Racial differences in clinically localized prostate cancers of black and white men

PURPOSE: Tumor grade, deoxyribonucleic acid (DNA) ploidy, proliferation, p53 and bcl-2 expression were examined in clinically localized prostate cancers of black and white American men to learn whether these features showed racial differences. MATERIALS AND METHODS: A total of 117 prostate cancers (43 black and 74 white patients) obtained at radical prostatectomy for clinically localized disease were assigned Gleason scores by a single pathologist.

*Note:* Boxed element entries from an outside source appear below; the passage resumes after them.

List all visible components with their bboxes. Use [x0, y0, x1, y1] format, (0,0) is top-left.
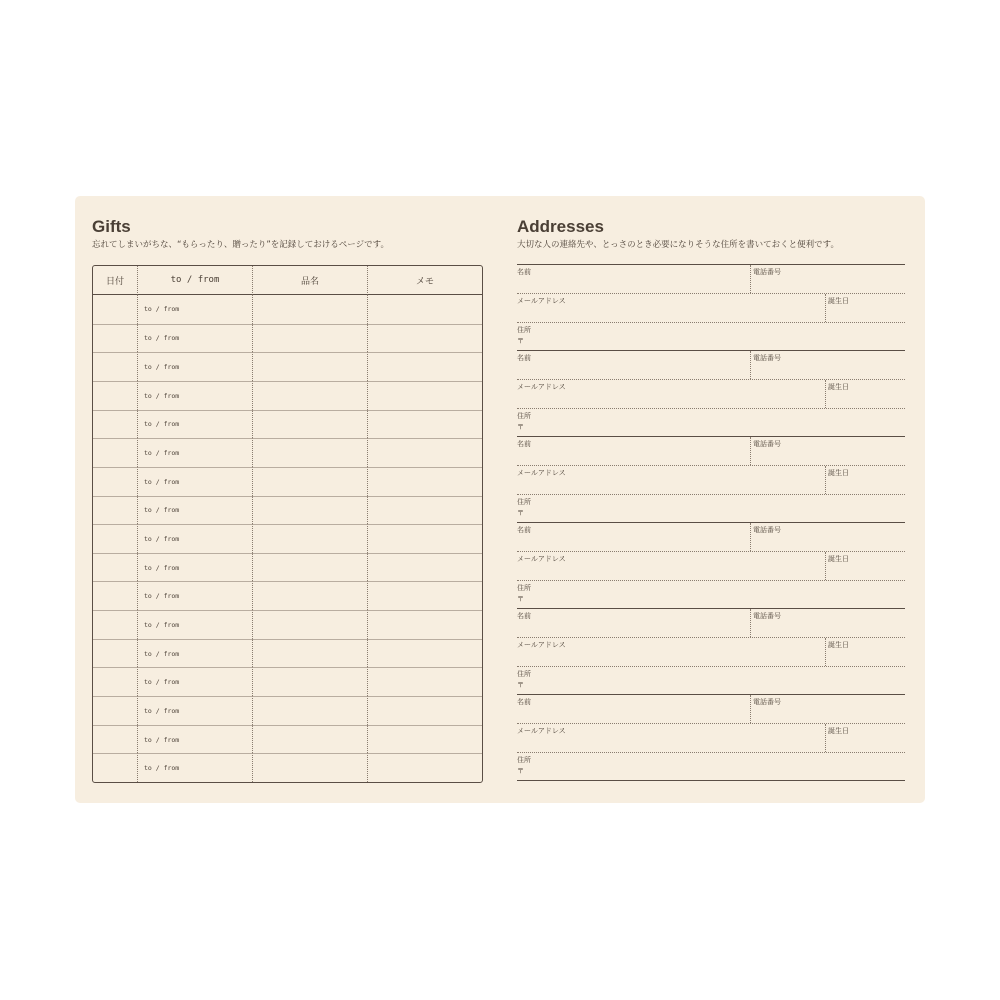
gifts-title: Gifts: [92, 217, 131, 236]
name-label: 名前: [517, 612, 531, 620]
address-entry: [517, 350, 905, 436]
gift-date-cell[interactable]: [93, 524, 138, 553]
birthday-label: 誕生日: [828, 555, 849, 563]
field-divider: [825, 380, 826, 408]
gift-to-from-cell[interactable]: to / from: [138, 438, 253, 467]
email-birthday-row[interactable]: [517, 638, 905, 667]
gift-memo-cell[interactable]: [368, 639, 482, 668]
gift-memo-cell[interactable]: [368, 524, 482, 553]
gift-memo-cell[interactable]: [368, 753, 482, 782]
addresses-title: Addresses: [517, 217, 604, 236]
gift-date-cell[interactable]: [93, 667, 138, 696]
gift-memo-cell[interactable]: [368, 438, 482, 467]
address-label: 住所: [517, 584, 531, 592]
gift-item-cell[interactable]: [253, 467, 368, 496]
gift-memo-cell[interactable]: [368, 696, 482, 725]
phone-label: 電話番号: [753, 526, 781, 534]
gift-date-cell[interactable]: [93, 639, 138, 668]
gift-memo-cell[interactable]: [368, 610, 482, 639]
gift-item-cell[interactable]: [253, 295, 368, 324]
gift-to-from-cell[interactable]: to / from: [138, 581, 253, 610]
name-label: 名前: [517, 268, 531, 276]
gift-item-cell[interactable]: [253, 639, 368, 668]
name-label: 名前: [517, 698, 531, 706]
field-divider: [750, 351, 751, 379]
gift-to-from-cell[interactable]: to / from: [138, 381, 253, 410]
header-to-from: to / from: [138, 266, 253, 295]
gift-item-cell[interactable]: [253, 610, 368, 639]
address-entry: [517, 694, 905, 780]
name-phone-row[interactable]: [517, 437, 905, 466]
address-entry: [517, 522, 905, 608]
field-divider: [750, 609, 751, 637]
gift-item-cell[interactable]: [253, 725, 368, 754]
gift-date-cell[interactable]: [93, 696, 138, 725]
gift-item-cell[interactable]: [253, 696, 368, 725]
gift-date-cell[interactable]: [93, 610, 138, 639]
gift-to-from-cell[interactable]: to / from: [138, 667, 253, 696]
name-label: 名前: [517, 526, 531, 534]
address-entry: [517, 608, 905, 694]
email-label: メールアドレス: [517, 727, 566, 735]
gift-date-cell[interactable]: [93, 324, 138, 353]
address-label: 住所: [517, 326, 531, 334]
postal-mark: 〒: [517, 509, 524, 517]
gift-memo-cell[interactable]: [368, 410, 482, 439]
gift-item-cell[interactable]: [253, 753, 368, 782]
address-entry: [517, 264, 905, 350]
gifts-table: [92, 265, 483, 783]
gift-item-cell[interactable]: [253, 352, 368, 381]
email-label: メールアドレス: [517, 641, 566, 649]
gift-to-from-cell[interactable]: to / from: [138, 467, 253, 496]
phone-label: 電話番号: [753, 440, 781, 448]
gift-date-cell[interactable]: [93, 381, 138, 410]
gift-memo-cell[interactable]: [368, 496, 482, 525]
name-phone-row[interactable]: [517, 523, 905, 552]
field-divider: [825, 724, 826, 752]
gift-memo-cell[interactable]: [368, 553, 482, 582]
email-birthday-row[interactable]: [517, 466, 905, 495]
field-divider: [825, 638, 826, 666]
header-memo: メモ: [368, 266, 482, 295]
gift-item-cell[interactable]: [253, 553, 368, 582]
postal-mark: 〒: [517, 337, 524, 345]
gift-memo-cell[interactable]: [368, 324, 482, 353]
gift-item-cell[interactable]: [253, 381, 368, 410]
name-label: 名前: [517, 440, 531, 448]
address-label: 住所: [517, 412, 531, 420]
field-divider: [825, 466, 826, 494]
email-birthday-row[interactable]: [517, 552, 905, 581]
name-label: 名前: [517, 354, 531, 362]
gift-memo-cell[interactable]: [368, 295, 482, 324]
name-phone-row[interactable]: [517, 351, 905, 380]
email-label: メールアドレス: [517, 297, 566, 305]
phone-label: 電話番号: [753, 268, 781, 276]
postal-mark: 〒: [517, 595, 524, 603]
postal-mark: 〒: [517, 423, 524, 431]
field-divider: [825, 294, 826, 322]
addresses-subtitle: 大切な人の連絡先や、とっさのとき必要になりそうな住所を書いておくと便利です。: [517, 240, 839, 250]
gift-date-cell[interactable]: [93, 467, 138, 496]
postal-mark: 〒: [517, 681, 524, 689]
gift-to-from-cell[interactable]: to / from: [138, 696, 253, 725]
field-divider: [750, 523, 751, 551]
birthday-label: 誕生日: [828, 297, 849, 305]
name-phone-row[interactable]: [517, 265, 905, 294]
gift-item-cell[interactable]: [253, 496, 368, 525]
gift-item-cell[interactable]: [253, 410, 368, 439]
gift-date-cell[interactable]: [93, 553, 138, 582]
gift-memo-cell[interactable]: [368, 381, 482, 410]
field-divider: [750, 437, 751, 465]
address-row[interactable]: [517, 753, 905, 781]
addresses-bottom-rule: [517, 780, 905, 781]
email-birthday-row[interactable]: [517, 294, 905, 323]
gift-to-from-cell[interactable]: to / from: [138, 496, 253, 525]
gift-memo-cell[interactable]: [368, 581, 482, 610]
gift-date-cell[interactable]: [93, 725, 138, 754]
gift-item-cell[interactable]: [253, 524, 368, 553]
gift-to-from-cell[interactable]: to / from: [138, 725, 253, 754]
gift-date-cell[interactable]: [93, 410, 138, 439]
email-label: メールアドレス: [517, 555, 566, 563]
address-row[interactable]: [517, 667, 905, 695]
birthday-label: 誕生日: [828, 641, 849, 649]
gift-to-from-cell[interactable]: to / from: [138, 753, 253, 782]
address-label: 住所: [517, 670, 531, 678]
field-divider: [750, 695, 751, 723]
gift-date-cell[interactable]: [93, 581, 138, 610]
address-row[interactable]: [517, 495, 905, 523]
gift-item-cell[interactable]: [253, 581, 368, 610]
email-label: メールアドレス: [517, 469, 566, 477]
email-birthday-row[interactable]: [517, 380, 905, 409]
email-label: メールアドレス: [517, 383, 566, 391]
email-birthday-row[interactable]: [517, 724, 905, 753]
birthday-label: 誕生日: [828, 383, 849, 391]
phone-label: 電話番号: [753, 698, 781, 706]
gift-memo-cell[interactable]: [368, 467, 482, 496]
gift-date-cell[interactable]: [93, 352, 138, 381]
gift-date-cell[interactable]: [93, 496, 138, 525]
name-phone-row[interactable]: [517, 695, 905, 724]
gift-memo-cell[interactable]: [368, 725, 482, 754]
gifts-subtitle: 忘れてしまいがちな、“もらったり、贈ったり”を記録しておけるページです。: [92, 240, 389, 250]
address-row[interactable]: [517, 323, 905, 351]
birthday-label: 誕生日: [828, 469, 849, 477]
address-label: 住所: [517, 756, 531, 764]
phone-label: 電話番号: [753, 612, 781, 620]
gift-memo-cell[interactable]: [368, 352, 482, 381]
gift-to-from-cell[interactable]: to / from: [138, 553, 253, 582]
gift-to-from-cell[interactable]: to / from: [138, 295, 253, 324]
gift-memo-cell[interactable]: [368, 667, 482, 696]
phone-label: 電話番号: [753, 354, 781, 362]
address-entry: [517, 436, 905, 522]
gift-to-from-cell[interactable]: to / from: [138, 410, 253, 439]
gift-date-cell[interactable]: [93, 438, 138, 467]
address-label: 住所: [517, 498, 531, 506]
gift-to-from-cell[interactable]: to / from: [138, 639, 253, 668]
name-phone-row[interactable]: [517, 609, 905, 638]
header-item-name: 品名: [253, 266, 368, 295]
gift-item-cell[interactable]: [253, 438, 368, 467]
gift-to-from-cell[interactable]: to / from: [138, 352, 253, 381]
birthday-label: 誕生日: [828, 727, 849, 735]
gift-item-cell[interactable]: [253, 667, 368, 696]
postal-mark: 〒: [517, 767, 524, 775]
address-row[interactable]: [517, 581, 905, 609]
gift-to-from-cell[interactable]: to / from: [138, 524, 253, 553]
header-date: 日付: [93, 266, 138, 295]
gift-date-cell[interactable]: [93, 295, 138, 324]
address-row[interactable]: [517, 409, 905, 437]
gift-to-from-cell[interactable]: to / from: [138, 324, 253, 353]
field-divider: [825, 552, 826, 580]
gift-to-from-cell[interactable]: to / from: [138, 610, 253, 639]
gift-item-cell[interactable]: [253, 324, 368, 353]
gift-date-cell[interactable]: [93, 753, 138, 782]
field-divider: [750, 265, 751, 293]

Enzymatically dissociated nuclei from archival prostate cancers were examined by DNA flow cytometry using propidium iodide staining and the multicycle program to remove debris and sliced nuclei and to perform cell cycle analysis. For immunostaining after microwave antigen retrieval we used a DO-1/DO-7 monoclonal antibody cocktail for p53 and the clone 124 antibody for bcl-2. RESULTS: Significantly more black than white men had Gleason score 7 tumors. The DNA ploidy distribution of Gleason 6 or less tumors was similar for both races. As anticipated, the ploidy distribution of higher grade prostate cancer in white men was more abnormal but, unexpectedly, this was not found for higher grade prostate cancer in black men. No significant racial differences were found in S phase fractions, p53 or bcl-2 immunopositivity. However, for prostate cancer in black men there was a significant association between bcl-2 immunopositivity and higher S-phase fractions. CONCLUSIONS: The aggressive prostate cancers of black men may be characterized by the 2 features of high proliferation and a block to programmed cell death.